For example, I don't usually eat cold cereal here but I have been craving Grape Nuts for about a month now and last week I finally gave in. I went to the "Adult Cereal" section of the grocery store (Cultural Side note - besides all the "plain" and granola-y cereals the Adult Cereal section seems to be the home of all the chocolate flavored cereals as well, so Canada probably has some actual rules about marketing unhealthy/misleading foods to children) and there was no Grape Nuts. Undeterred I went to another grocery store and again, no Grape Nuts!! Suddenly I wanted Grape Nuts even more then I ever have before . . .
Anyway, my partner knows that mainstream Canada doesn't have what he wants when it comes to things like food culture-wise, so he frequents "ethnic" and specialty stores and is overjoyed when he finds things in a mainstream store. Perhaps it is a matter of perspective - maybe I just need to lower my expectations . . . but that can still be hard when I get utterly blindsided by subtle differences.
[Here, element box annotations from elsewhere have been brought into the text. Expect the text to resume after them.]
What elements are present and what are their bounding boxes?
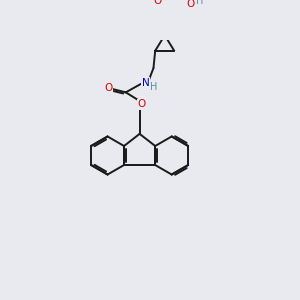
Text: N: N (142, 78, 149, 88)
Text: O: O (137, 99, 146, 110)
Text: O: O (104, 83, 112, 93)
Text: O: O (154, 0, 162, 6)
Text: H: H (196, 0, 203, 6)
Text: H: H (150, 82, 157, 92)
Text: O: O (187, 0, 195, 9)
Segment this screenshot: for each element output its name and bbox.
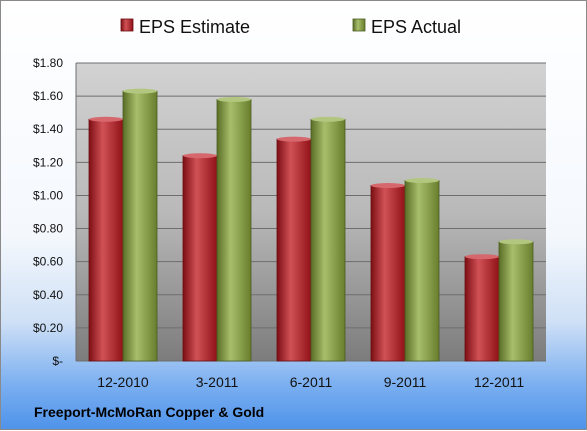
company-name: Freeport-McMoRan Copper & Gold xyxy=(34,404,264,420)
bar-cap xyxy=(89,116,123,122)
x-tick-label: 9-2011 xyxy=(384,374,427,390)
y-tick-label: $1.80 xyxy=(33,56,63,70)
y-tick-label: $1.00 xyxy=(33,188,63,202)
x-tick-label: 6-2011 xyxy=(290,374,333,390)
eps-estimate-bar xyxy=(276,138,312,362)
legend-label: EPS Estimate xyxy=(139,17,250,37)
eps-estimate-bar xyxy=(182,155,218,362)
bar-cap xyxy=(465,254,499,260)
bar-cap xyxy=(371,183,405,189)
bar-cap xyxy=(183,153,217,159)
y-tick-label: $1.20 xyxy=(33,155,63,169)
x-tick-label: 12-2010 xyxy=(97,374,149,390)
legend: EPS Estimate EPS Actual xyxy=(120,17,461,37)
bar-cap xyxy=(405,178,439,184)
bar-cap xyxy=(277,136,311,142)
eps-estimate-bar xyxy=(464,256,500,362)
eps-actual-bar xyxy=(404,180,440,362)
y-axis-ticks: $- $0.20 $0.40 $0.60 $0.80 $1.00 $1.20 $1.40 $1.… xyxy=(33,56,63,368)
legend-label: EPS Actual xyxy=(371,17,461,37)
eps-estimate-bar xyxy=(88,118,124,362)
eps-actual-bar xyxy=(122,90,158,362)
x-tick-label: 12-2011 xyxy=(474,374,525,390)
legend-swatch xyxy=(352,18,366,32)
y-tick-label: $0.80 xyxy=(33,222,63,236)
x-tick-label: 3-2011 xyxy=(196,374,239,390)
bar-cap xyxy=(217,96,251,102)
y-tick-label: $0.40 xyxy=(33,288,63,302)
y-tick-label: $0.60 xyxy=(33,255,63,269)
eps-estimate-bar xyxy=(370,185,406,362)
y-tick-label: $1.60 xyxy=(33,89,63,103)
bar-cap xyxy=(499,239,533,245)
y-tick-label: $- xyxy=(52,354,63,368)
legend-swatch xyxy=(120,18,134,32)
bars xyxy=(88,88,534,362)
eps-actual-bar xyxy=(310,118,346,362)
bar-cap xyxy=(123,88,157,94)
x-axis-ticks: 12-2010 3-2011 6-2011 9-2011 12-2011 xyxy=(97,374,524,390)
bar-cap xyxy=(311,116,345,122)
eps-actual-bar xyxy=(498,241,534,362)
y-tick-label: $1.40 xyxy=(33,122,63,136)
eps-actual-bar xyxy=(216,99,252,362)
y-tick-label: $0.20 xyxy=(33,321,63,335)
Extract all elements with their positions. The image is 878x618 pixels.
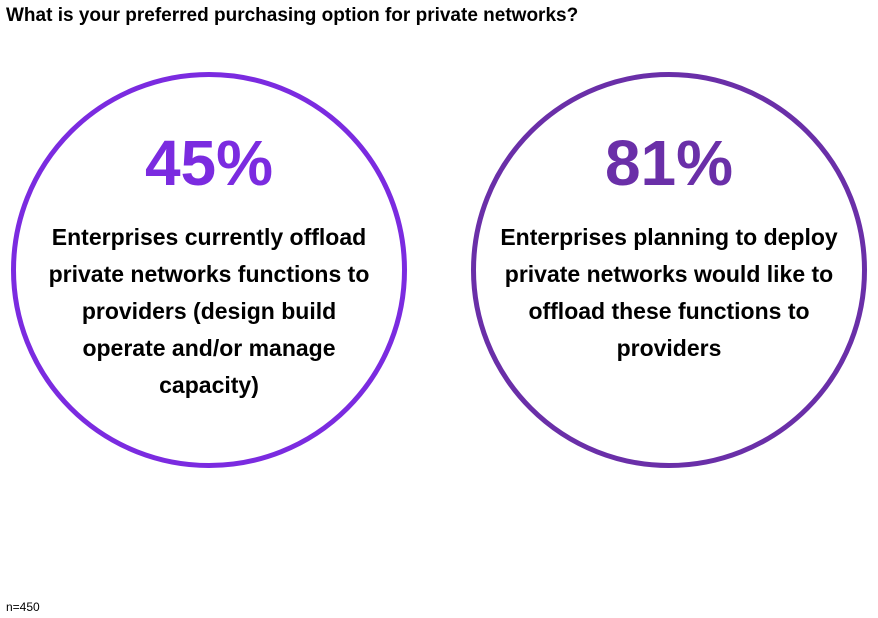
stat-description-line: private networks functions to — [48, 261, 370, 287]
stat-description-line: Enterprises currently offload — [51, 224, 367, 250]
stat-description-line: offload these functions to — [528, 298, 810, 324]
stat-description-line: capacity) — [159, 372, 259, 398]
stat-value-left: 45% — [144, 127, 274, 199]
stat-description-line: Enterprises planning to deploy — [500, 224, 838, 250]
stat-circle-right: 81% Enterprises planning to deploy priva… — [471, 72, 867, 468]
stat-description-line: providers — [616, 335, 722, 361]
chart-title: What is your preferred purchasing option… — [6, 5, 579, 26]
stat-circle-left: 45% Enterprises currently offload privat… — [11, 72, 407, 468]
stat-description-line: operate and/or manage — [82, 335, 336, 361]
sample-size-footnote: n=450 — [6, 600, 40, 614]
stat-description-line: private networks would like to — [504, 261, 834, 287]
stat-value-right: 81% — [604, 127, 734, 199]
stat-description-right: Enterprises planning to deploy private n… — [496, 219, 842, 367]
stat-description-left: Enterprises currently offload private ne… — [36, 219, 382, 404]
stat-description-line: providers (design build — [81, 298, 337, 324]
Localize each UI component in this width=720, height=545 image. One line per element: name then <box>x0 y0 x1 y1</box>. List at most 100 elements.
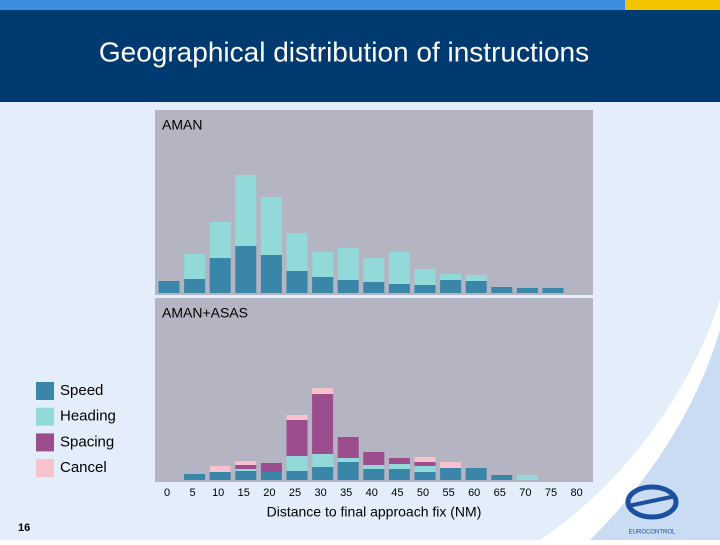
bar-segment <box>414 285 436 293</box>
bar-segment <box>312 467 334 480</box>
bar-segment <box>235 469 257 471</box>
bar-segment <box>286 420 308 456</box>
bar-segment <box>363 452 385 465</box>
bar-segment <box>337 437 359 458</box>
bar-segment <box>235 175 257 246</box>
bar-segment <box>414 457 436 462</box>
logo-mark <box>625 484 679 520</box>
bar-segment <box>184 254 206 279</box>
x-tick-label: 80 <box>570 487 582 499</box>
bar-segment <box>440 280 462 293</box>
x-tick-label: 60 <box>468 487 480 499</box>
bar-segment <box>184 474 206 480</box>
top-strip-accent <box>625 0 720 10</box>
bar-segment <box>440 462 462 468</box>
legend-swatch <box>36 459 54 478</box>
legend-swatch <box>36 433 54 452</box>
logo-mark <box>627 494 677 508</box>
page-number: 16 <box>18 522 30 534</box>
x-tick-label: 30 <box>314 487 326 499</box>
x-tick-label: 75 <box>545 487 557 499</box>
legend-swatch <box>36 407 54 426</box>
x-tick-label: 50 <box>417 487 429 499</box>
bar-segment <box>286 456 308 471</box>
x-tick-label: 45 <box>391 487 403 499</box>
legend-label: Heading <box>60 408 116 425</box>
bar-segment <box>465 281 487 293</box>
bar-segment <box>286 271 308 293</box>
bar-segment <box>312 394 334 454</box>
x-tick-label: 5 <box>190 487 196 499</box>
top-strip <box>0 0 625 10</box>
bar-segment <box>363 465 385 469</box>
bar-segment <box>440 468 462 480</box>
bar-segment <box>235 465 257 469</box>
bar-segment <box>337 248 359 280</box>
bar-segment <box>158 281 180 293</box>
x-tick-label: 10 <box>212 487 224 499</box>
bar-segment <box>465 275 487 281</box>
slide-title: Geographical distribution of instruction… <box>99 36 589 67</box>
x-tick-label: 15 <box>238 487 250 499</box>
bar-segment <box>312 252 334 277</box>
bar-segment <box>286 415 308 420</box>
bar-segment <box>388 252 410 284</box>
legend-label: Speed <box>60 382 103 399</box>
legend-label: Spacing <box>60 433 114 450</box>
bar-segment <box>363 469 385 480</box>
panel-title: AMAN+ASAS <box>162 305 248 321</box>
legend-swatch <box>36 382 54 400</box>
bar-segment <box>312 454 334 467</box>
bar-segment <box>260 255 282 293</box>
x-tick-label: 40 <box>366 487 378 499</box>
plot-area <box>155 298 593 482</box>
bar-segment <box>235 461 257 465</box>
bar-segment <box>209 466 231 472</box>
bar-segment <box>286 471 308 480</box>
bar-segment <box>312 388 334 394</box>
bar-segment <box>260 197 282 255</box>
bar-segment <box>363 282 385 293</box>
bar-segment <box>465 468 487 480</box>
logo: EUROCONTROL <box>625 484 679 536</box>
bar-segment <box>414 462 436 466</box>
x-tick-label: 25 <box>289 487 301 499</box>
bar-segment <box>286 233 308 271</box>
bar-segment <box>260 463 282 472</box>
x-tick-label: 0 <box>164 487 170 499</box>
bar-segment <box>337 462 359 480</box>
bar-segment <box>235 471 257 480</box>
x-tick-label: 55 <box>442 487 454 499</box>
bar-segment <box>388 464 410 469</box>
bar-segment <box>542 288 564 293</box>
panel-title: AMAN <box>162 117 202 133</box>
bar-segment <box>516 475 538 480</box>
bar-segment <box>337 458 359 462</box>
bar-segment <box>337 280 359 293</box>
bar-segment <box>414 472 436 480</box>
bar-segment <box>388 284 410 293</box>
bar-segment <box>414 269 436 285</box>
bar-segment <box>209 258 231 293</box>
x-tick-label: 35 <box>340 487 352 499</box>
bar-segment <box>388 458 410 464</box>
bar-segment <box>491 287 513 293</box>
bar-segment <box>184 279 206 293</box>
bar-segment <box>491 475 513 480</box>
swoosh <box>590 330 720 540</box>
bar-segment <box>516 288 538 293</box>
x-tick-label: 65 <box>494 487 506 499</box>
logo-text: EUROCONTROL <box>629 530 676 536</box>
x-tick-label: 70 <box>519 487 531 499</box>
bar-segment <box>440 274 462 280</box>
bar-segment <box>388 469 410 480</box>
bar-segment <box>235 246 257 293</box>
bar-segment <box>209 472 231 480</box>
bar-segment <box>260 472 282 480</box>
legend-label: Cancel <box>60 459 107 476</box>
bar-segment <box>363 258 385 282</box>
header-bar <box>0 0 720 102</box>
bar-segment <box>209 222 231 258</box>
x-tick-label: 20 <box>263 487 275 499</box>
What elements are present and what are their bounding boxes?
This week I made a christmas cookie (treat? chocolate?) that we make every year in my family. There are pretty much three ingredients: chocolate chips, butterscotch chips, and lightly salted peanuts. Seems easy right? In the grocery store I struggled mostly with the peanuts - apparently "seasoned" is how people like to eat their peanuts - or no one worries about their sodium intake. There wasn't even a place on the shelf for "lightly salted." So I got unsalted peanuts to play it safe. I went home, I made them . . . everything went fine . . . . until they didn't quite set up. My first thoughts were absurd - 'It must be the altitude!' 'It must be warmer then I think in this apartment.' And then I tasted them, and it became clear that butterscotch chips here taste distinctly different. Likely they have a different composition and are the reason for the texture/setting difference. There was only one type of butterscotch chips at the store (which seems to ring true to my memories of the states too) so I never even thought to look at the ingredients or taste them before using. (Chocolate chips are the same!)
Ah well, now my partner and I joke that I need to find the online product comparison between the US and Canada likely started by a transplant as bothered as I am by these subtleties.